Das Werk ist zugänglich, es gibt keine Barrieren: Der Betrachter ist eingeladen, zwischen den Zweigen umherzugehen und das Licht zu beobachten, das durch die Öffnungen der goldenen Struktur fällt, und die schwarzen Schatten, die auf den Boden projiziert werden. Das Werk wird als Aussetzung der Zeit erlebt. Bei Sonnenuntergang verströmt das Bienenwachs einen süßen, harzigen Duft, der im Kontrast zum beißenden, anhaltenden Aroma des Bitumens steht: ein olfaktorischer Kontrast, der das Sinneserlebnis abrundet.
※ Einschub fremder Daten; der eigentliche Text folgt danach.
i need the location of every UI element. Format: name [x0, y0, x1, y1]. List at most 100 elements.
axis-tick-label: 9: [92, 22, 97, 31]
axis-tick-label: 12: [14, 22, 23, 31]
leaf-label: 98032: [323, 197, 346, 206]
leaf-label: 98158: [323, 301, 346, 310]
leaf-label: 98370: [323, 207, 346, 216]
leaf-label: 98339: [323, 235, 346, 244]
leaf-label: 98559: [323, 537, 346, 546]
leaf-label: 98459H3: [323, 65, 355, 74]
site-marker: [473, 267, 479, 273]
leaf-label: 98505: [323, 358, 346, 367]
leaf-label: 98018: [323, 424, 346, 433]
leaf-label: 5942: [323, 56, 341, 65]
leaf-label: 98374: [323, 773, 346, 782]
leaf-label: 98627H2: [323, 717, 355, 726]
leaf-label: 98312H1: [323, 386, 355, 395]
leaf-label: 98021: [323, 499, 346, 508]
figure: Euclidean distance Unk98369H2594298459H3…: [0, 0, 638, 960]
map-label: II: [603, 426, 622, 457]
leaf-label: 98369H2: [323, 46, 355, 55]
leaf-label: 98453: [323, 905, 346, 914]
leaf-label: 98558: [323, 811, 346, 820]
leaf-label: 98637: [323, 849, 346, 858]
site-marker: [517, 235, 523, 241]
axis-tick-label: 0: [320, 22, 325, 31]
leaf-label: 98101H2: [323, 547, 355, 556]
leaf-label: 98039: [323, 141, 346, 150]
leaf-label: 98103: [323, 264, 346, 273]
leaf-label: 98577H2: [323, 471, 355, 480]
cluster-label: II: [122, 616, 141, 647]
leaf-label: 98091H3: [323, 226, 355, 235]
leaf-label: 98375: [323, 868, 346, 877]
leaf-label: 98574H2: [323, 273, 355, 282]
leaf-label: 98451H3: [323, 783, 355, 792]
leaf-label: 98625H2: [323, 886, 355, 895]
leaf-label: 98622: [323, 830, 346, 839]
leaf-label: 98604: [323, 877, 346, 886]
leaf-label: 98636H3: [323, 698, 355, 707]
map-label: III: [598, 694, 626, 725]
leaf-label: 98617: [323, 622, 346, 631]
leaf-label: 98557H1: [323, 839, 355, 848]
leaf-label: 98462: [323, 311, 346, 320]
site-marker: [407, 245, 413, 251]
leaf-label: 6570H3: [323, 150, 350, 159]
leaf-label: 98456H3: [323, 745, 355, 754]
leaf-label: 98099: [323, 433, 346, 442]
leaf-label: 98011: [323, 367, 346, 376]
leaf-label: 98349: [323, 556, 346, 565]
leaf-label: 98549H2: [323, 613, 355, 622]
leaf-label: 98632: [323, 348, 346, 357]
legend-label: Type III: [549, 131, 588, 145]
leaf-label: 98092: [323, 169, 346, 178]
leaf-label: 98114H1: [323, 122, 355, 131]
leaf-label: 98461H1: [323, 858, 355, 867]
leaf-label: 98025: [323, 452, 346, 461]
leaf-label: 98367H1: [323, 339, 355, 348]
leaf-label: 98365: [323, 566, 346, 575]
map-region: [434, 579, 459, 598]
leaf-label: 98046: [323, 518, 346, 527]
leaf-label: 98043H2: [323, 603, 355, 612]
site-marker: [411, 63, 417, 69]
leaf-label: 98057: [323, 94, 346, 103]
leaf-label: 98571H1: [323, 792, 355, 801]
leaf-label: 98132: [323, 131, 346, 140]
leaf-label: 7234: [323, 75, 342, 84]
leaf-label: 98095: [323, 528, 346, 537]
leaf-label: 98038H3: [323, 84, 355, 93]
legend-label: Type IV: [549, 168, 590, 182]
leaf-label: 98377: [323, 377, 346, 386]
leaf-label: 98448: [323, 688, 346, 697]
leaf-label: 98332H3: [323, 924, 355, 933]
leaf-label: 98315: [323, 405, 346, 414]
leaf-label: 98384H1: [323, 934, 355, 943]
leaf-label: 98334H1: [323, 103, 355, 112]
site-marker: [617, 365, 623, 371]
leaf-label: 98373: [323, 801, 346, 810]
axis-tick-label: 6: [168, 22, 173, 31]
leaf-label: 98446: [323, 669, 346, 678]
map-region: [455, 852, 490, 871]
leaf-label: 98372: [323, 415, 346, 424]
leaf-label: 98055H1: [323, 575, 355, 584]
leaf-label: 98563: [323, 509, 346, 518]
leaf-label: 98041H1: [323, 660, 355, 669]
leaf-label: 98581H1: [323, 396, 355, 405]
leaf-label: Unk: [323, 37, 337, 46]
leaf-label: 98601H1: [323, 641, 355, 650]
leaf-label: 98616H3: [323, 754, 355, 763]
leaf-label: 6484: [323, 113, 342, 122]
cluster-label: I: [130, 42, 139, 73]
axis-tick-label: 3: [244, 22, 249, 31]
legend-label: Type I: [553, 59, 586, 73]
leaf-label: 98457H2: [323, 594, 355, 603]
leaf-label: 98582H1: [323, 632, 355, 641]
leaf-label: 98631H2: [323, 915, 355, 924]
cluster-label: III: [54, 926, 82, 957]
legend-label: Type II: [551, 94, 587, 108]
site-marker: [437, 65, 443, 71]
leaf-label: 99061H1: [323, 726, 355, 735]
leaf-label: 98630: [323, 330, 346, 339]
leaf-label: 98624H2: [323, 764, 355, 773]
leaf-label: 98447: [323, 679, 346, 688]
Im Lateinischen bedeutet „forma fluens“ „fließende Form“ oder „flüssige Form“. Es ist nur ein scheinbarer Widerspruch: Die Form begrenzt per Definition, verleiht Identität. Doch wenn sie fließt, öffnet sie sich, verleugnet sich selbst, verwandelt sich. Der Begriff erinnert an den heraklitischen Gedanken des panta rhei: Alles fließt, nichts bleibt unveränderlich.
Auch in der neuplatonischen Philosophie und in der alchemistischen Tradition wird Materie als ständig veränderlich, nie vollkommen fixiert, verstanden. „Forma Fluens“ wird so zum Bild einer instabilen, durchlässigen Identität, die von Transformationen durchzogen ist.